Improper application validation passes invalid data into SQL update statements executed in SQL Server 2012, causing a server-side error which is not handled by the application. From a database security perspective, could this be exploited?

Background:

I am not a full-time security professional and have a security-related question which hopefully has a simple answer. I am investigating potential security vulnerabilities in an "off the shelf" web application with a "black box" approach and have come across a cause for concern. The application seems to fail to validate the length of data input for a few nvarchar fields and passes the input data directly to the database. Even when the data is in violation of the data type length limit, the application claims everything was committed successfully. Because the attempted write causes an error on the server side and the data is not committed to the database, it seems that this is a statement based only on the application validation and not any return information from the database. I do not have access to the web application source code, but would like to write a justification to the vendor on why they should consider this a top priority to fix.

Question:

Beyond the obvious problem of losing the input data from the invalid SQL insertion statement, can this overflow of data type length at the SQL Server level be exploited to either read or write to the database, or to create a memory hogging loop that will hinder subsequent requests?

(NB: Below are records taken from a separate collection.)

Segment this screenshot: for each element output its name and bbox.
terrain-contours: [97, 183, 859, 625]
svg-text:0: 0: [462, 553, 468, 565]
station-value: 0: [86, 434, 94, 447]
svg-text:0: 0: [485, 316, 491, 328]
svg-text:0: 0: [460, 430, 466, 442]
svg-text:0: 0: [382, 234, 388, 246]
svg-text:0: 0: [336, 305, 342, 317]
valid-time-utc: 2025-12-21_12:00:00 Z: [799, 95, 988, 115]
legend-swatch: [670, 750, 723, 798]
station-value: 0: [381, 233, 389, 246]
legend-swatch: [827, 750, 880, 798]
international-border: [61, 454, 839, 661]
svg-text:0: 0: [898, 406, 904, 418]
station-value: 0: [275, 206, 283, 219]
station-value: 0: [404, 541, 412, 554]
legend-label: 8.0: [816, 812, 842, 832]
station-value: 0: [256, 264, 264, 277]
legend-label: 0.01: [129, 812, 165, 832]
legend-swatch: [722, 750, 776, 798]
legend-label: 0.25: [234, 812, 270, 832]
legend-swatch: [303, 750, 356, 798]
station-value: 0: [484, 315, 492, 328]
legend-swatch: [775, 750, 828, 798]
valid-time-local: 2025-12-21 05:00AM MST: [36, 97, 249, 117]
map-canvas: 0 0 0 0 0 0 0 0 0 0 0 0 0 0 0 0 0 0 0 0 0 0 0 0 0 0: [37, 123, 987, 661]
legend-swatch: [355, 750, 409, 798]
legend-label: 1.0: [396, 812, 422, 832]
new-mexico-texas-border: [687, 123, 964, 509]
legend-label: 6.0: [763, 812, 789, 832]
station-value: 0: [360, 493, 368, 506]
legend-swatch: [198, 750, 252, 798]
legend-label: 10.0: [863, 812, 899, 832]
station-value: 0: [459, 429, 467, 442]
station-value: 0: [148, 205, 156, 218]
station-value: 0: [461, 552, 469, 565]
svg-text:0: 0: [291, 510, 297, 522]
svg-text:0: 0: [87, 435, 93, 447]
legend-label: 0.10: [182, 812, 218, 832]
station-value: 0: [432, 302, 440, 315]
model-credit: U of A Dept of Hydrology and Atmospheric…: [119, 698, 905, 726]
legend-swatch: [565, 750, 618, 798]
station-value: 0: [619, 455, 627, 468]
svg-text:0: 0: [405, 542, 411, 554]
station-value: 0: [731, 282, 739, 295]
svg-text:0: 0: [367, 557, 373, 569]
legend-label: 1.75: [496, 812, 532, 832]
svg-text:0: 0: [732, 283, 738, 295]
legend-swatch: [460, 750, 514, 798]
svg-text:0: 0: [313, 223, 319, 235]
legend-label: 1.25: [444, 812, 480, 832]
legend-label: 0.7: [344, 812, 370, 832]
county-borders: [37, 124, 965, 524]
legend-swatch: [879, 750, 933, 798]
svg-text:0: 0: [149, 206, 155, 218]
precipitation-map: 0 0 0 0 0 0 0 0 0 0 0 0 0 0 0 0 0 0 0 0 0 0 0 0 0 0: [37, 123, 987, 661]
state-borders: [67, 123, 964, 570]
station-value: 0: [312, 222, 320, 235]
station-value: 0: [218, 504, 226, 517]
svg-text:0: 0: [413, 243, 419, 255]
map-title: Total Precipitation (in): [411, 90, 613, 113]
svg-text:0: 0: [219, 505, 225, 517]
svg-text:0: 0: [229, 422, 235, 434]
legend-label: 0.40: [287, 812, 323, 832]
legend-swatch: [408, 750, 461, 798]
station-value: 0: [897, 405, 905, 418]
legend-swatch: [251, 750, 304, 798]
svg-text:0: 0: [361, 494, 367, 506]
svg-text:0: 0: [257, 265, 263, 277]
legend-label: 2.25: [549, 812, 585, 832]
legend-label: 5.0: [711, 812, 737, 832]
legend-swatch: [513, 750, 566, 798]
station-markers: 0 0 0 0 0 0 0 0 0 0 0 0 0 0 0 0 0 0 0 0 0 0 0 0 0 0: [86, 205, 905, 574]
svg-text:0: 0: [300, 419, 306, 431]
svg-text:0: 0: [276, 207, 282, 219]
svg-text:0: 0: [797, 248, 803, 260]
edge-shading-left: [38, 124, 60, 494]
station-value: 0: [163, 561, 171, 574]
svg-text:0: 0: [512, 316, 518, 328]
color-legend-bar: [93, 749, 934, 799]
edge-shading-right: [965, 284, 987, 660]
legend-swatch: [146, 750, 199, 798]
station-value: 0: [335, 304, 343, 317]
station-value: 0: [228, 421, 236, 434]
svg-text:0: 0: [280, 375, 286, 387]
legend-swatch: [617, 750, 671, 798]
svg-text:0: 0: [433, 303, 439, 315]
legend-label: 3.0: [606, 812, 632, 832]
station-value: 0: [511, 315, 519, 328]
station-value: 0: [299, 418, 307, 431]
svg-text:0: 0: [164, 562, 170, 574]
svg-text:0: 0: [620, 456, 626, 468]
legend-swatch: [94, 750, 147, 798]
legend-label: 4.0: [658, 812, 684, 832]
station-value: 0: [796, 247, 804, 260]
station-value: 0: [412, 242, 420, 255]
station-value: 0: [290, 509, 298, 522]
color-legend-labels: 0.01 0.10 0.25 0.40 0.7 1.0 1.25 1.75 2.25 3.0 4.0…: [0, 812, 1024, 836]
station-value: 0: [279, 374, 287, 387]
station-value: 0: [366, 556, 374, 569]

In various programming languages, I am aware that buffer memory overflows can be exploited to execute code at the application-level ("smashing the stack"), and I was wondering if execution at the SQL Server level is controlled and will just produce an error from validation at the SQL Server level, or if it could somehow include additional commands like ; DELETE FROM USERS; or something to that effect that could be additional cause for concern.

Let me know if you need additional information. I would imagine there is extensive documentation surrounding this, but wasn't able to find what I needed from Google or other stack answers after significant searching. Perhaps the answer is just "SQL Server 2012 has adequate internal validation to prevent this." Please point me in the right direction. Thank you!